Seit dem Schlusspfiff gegen den VfB Stuttgart (4:0) waren schon einige Minuten vergangen, die Bayern-Spieler hatten sich von der Südkurve feiern lassen, sie hatten sich huldigen lassen, wie sie das immer machen nach Siegen. Und doch war es anders als sonst, irgendwie intensiver. Berni hatte diesen besonderen Moment als Erster erkannt. Er drückte also Badstuber sein Handy in die Hand, der Kicker war aufgeregt, er suchte den richtigen Knopf, ein, zwei Sekunden vergingen, dann hatten Bernie und er sein Bild. Als Badstuber seinen Mitspielern zur nächsten Seite des Stadions folgte, drehte er sich noch mal um. Er genoss den Moment, ganz allein, ohne Berni.

"Holger Badstuber, Holger Badstuber" hallte es aus der Südkurve. Badstuber winkte. Bald schrie das ganze Stadion seinen Namen. "Das ging mir unter die Haut", bekannte Badstuber später in den Katakomben: "Das war ein unglaublicher Empfang für mich, das haben die Fans überragend gemacht."

Holger Badstuber, 26, hat leider nach zwei Kreuzbrandrissen und anderen größeren und kleineren Blessuren schon eine gewisse Übung darin, sich in den Alltag zurückkämpfen zu müssen. Er kennt das Prozedere nach einer Verletzung, das Ruhigstellen, das Humpeln mit und ohne Krücken, die Einheiten in der Rehabilitation, das Alleinsein, die guten Tage, die schlechten Tage, das Gefühl im Training wieder erstmals den Rasen riechen und sanft gegen den Ball treten zu dürfen. Er hat die ganze Plackerei durchgestanden. Wieder einmal. 200 Tage liegen zwischen seinem Muskelriss im linken Oberschenkel im Champions-League-Spiel gegen den FC Porto und seiner Rückkehr in der 59. Minute gegen seinen früheren Klub VfB Stuttgart. "Ein halbe Stunde zu spielen war perfekt für mich", erklärte Badstuber.
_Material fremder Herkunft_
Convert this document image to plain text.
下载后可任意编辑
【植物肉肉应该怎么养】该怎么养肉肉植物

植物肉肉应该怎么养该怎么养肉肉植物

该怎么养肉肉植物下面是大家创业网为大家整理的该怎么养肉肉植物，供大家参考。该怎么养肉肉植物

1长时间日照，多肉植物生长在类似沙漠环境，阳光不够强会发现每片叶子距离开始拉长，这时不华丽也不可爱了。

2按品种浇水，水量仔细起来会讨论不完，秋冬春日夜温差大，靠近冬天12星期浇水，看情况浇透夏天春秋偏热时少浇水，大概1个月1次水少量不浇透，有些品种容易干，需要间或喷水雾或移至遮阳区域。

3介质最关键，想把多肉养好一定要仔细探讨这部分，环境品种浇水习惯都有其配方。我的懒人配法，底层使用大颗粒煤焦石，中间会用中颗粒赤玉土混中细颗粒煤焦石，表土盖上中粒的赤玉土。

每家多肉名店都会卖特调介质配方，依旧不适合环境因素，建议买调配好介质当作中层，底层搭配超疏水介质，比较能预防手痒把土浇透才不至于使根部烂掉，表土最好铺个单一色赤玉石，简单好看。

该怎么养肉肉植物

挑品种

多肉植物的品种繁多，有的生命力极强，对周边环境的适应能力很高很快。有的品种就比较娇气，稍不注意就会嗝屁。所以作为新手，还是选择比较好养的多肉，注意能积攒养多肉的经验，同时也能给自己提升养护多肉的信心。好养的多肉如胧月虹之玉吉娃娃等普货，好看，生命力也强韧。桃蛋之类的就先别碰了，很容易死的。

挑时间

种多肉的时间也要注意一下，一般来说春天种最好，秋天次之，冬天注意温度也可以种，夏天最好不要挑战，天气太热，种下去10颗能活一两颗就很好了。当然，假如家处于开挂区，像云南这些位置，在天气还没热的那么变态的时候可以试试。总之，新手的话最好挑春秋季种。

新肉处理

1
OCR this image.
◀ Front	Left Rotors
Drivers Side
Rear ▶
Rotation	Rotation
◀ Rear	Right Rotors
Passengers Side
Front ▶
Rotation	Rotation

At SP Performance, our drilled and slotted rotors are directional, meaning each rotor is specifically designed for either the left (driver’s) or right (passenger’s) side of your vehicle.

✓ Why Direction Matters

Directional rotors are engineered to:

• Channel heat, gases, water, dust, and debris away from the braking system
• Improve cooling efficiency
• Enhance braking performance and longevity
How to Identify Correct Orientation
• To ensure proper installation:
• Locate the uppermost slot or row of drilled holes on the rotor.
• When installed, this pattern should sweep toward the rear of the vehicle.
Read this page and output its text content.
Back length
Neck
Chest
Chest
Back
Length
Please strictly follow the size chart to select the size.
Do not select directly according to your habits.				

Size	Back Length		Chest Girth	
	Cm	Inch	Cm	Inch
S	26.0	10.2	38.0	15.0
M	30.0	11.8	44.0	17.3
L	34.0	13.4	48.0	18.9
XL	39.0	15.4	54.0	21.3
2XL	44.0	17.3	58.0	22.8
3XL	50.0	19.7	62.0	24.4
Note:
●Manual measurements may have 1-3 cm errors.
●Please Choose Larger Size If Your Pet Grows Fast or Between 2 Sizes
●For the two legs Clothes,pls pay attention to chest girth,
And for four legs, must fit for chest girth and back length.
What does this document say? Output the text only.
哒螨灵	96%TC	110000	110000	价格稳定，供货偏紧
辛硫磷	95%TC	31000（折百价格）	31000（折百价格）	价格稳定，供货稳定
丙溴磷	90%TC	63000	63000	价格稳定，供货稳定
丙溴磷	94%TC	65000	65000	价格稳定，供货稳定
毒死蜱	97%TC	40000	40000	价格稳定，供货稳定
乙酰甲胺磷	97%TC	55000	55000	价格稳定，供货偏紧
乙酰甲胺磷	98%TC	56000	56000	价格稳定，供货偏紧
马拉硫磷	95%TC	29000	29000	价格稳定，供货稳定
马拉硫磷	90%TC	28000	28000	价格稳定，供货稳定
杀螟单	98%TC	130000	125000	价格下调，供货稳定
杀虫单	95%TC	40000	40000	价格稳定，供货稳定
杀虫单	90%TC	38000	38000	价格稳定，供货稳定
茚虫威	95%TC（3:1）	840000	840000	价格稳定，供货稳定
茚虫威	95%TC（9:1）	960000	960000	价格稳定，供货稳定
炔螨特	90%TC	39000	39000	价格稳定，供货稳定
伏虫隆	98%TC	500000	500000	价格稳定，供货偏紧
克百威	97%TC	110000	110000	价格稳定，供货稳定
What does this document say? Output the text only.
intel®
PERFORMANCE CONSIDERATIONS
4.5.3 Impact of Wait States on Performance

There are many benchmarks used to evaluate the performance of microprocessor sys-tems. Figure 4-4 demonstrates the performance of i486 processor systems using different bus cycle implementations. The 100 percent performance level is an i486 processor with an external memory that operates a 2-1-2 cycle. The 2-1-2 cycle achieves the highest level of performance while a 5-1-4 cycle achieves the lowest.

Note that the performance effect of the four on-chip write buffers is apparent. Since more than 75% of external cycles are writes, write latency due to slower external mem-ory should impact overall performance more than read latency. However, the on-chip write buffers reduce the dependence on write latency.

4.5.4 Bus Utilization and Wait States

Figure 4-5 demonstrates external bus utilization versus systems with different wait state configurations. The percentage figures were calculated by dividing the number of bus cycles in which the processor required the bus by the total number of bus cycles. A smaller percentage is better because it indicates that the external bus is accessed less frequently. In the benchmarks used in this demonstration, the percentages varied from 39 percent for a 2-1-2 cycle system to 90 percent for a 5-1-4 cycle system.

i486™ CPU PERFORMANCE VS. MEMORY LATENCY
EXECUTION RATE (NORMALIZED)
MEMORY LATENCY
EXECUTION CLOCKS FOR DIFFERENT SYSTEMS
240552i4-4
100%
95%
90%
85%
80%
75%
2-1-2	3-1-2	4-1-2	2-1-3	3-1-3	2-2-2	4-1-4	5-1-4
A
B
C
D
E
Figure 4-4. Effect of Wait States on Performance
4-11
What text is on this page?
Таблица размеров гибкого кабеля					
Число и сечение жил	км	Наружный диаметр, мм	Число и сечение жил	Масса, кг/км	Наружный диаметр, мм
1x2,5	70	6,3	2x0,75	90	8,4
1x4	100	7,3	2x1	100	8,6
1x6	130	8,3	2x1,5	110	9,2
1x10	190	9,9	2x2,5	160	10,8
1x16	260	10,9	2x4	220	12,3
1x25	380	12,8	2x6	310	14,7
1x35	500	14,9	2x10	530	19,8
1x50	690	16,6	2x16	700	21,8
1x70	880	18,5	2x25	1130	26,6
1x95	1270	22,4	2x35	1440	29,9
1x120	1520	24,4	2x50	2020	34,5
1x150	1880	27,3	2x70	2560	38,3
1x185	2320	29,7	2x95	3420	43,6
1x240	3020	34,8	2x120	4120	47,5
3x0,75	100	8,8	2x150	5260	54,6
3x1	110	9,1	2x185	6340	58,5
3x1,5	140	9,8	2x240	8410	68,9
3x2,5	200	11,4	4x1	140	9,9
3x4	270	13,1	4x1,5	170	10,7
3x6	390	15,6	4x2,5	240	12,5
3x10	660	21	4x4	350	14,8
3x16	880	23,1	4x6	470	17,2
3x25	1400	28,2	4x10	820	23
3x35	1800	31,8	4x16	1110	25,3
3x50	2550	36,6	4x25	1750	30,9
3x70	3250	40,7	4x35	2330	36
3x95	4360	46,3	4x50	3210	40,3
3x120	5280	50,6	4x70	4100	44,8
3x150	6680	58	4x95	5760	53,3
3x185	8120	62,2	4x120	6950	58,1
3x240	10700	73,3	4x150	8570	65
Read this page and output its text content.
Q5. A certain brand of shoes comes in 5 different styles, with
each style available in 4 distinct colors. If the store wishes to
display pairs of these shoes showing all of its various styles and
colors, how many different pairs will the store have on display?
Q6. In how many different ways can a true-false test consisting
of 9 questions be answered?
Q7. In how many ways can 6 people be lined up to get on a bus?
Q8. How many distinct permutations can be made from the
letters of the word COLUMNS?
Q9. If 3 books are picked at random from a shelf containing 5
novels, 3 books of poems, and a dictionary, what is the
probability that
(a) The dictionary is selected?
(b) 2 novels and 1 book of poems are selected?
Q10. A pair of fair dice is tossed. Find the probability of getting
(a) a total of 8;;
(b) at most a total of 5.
"Sogar auf der Bank Gänsehaut bekommen"

Schon in den Minuten vor seiner Einwechslung für Thomas Müller wurden die ersten Zuschauer unruhig, sie raunten, sie erhoben sich von ihren Sitzen, sie klatschten, es wurde immer lauter, bis die Freude des Publikums beim ersten Schritt Badstubers auf den Rasen explodierte. Es war lauter als zuvor bei den vier Toren in der ersten Hälfte. "Da habe ich sogar auf der Bank Gänsehaut bekommen", gestand Kapitän Philipp Lahm.

Viel zu tun hatte Badstuber dann nicht mehr, das Spiel war lange entschieden, ein paar Pässe zum Mitspieler, noch eine abfällige Handbewegung zum Schiedsrichterassistenten, als dieser eine Abseitsstellung von Timo Werner zu spät erkannte. Mehr nicht. Keine Grätsche, kein abgeblockter Schuss, kein Sprint. Außer natürlich noch das Dribbling im Strafraum, als Badstuber Werner mit einer einfachen Körpertäuschung lässig ins Leere laufen ließ. "Ich bin wieder schmerzfrei, voll belastbar", sagte Badstuber. "Aber nach zwei Wochen Training fehlt mir noch einiges." Sein Anspruch an sich ist ein anderer. Er will nicht nur mitspielen beim FC Bayern, hin und wieder eingewechselt werden. "Ich will langfristig wieder Leistung bringen."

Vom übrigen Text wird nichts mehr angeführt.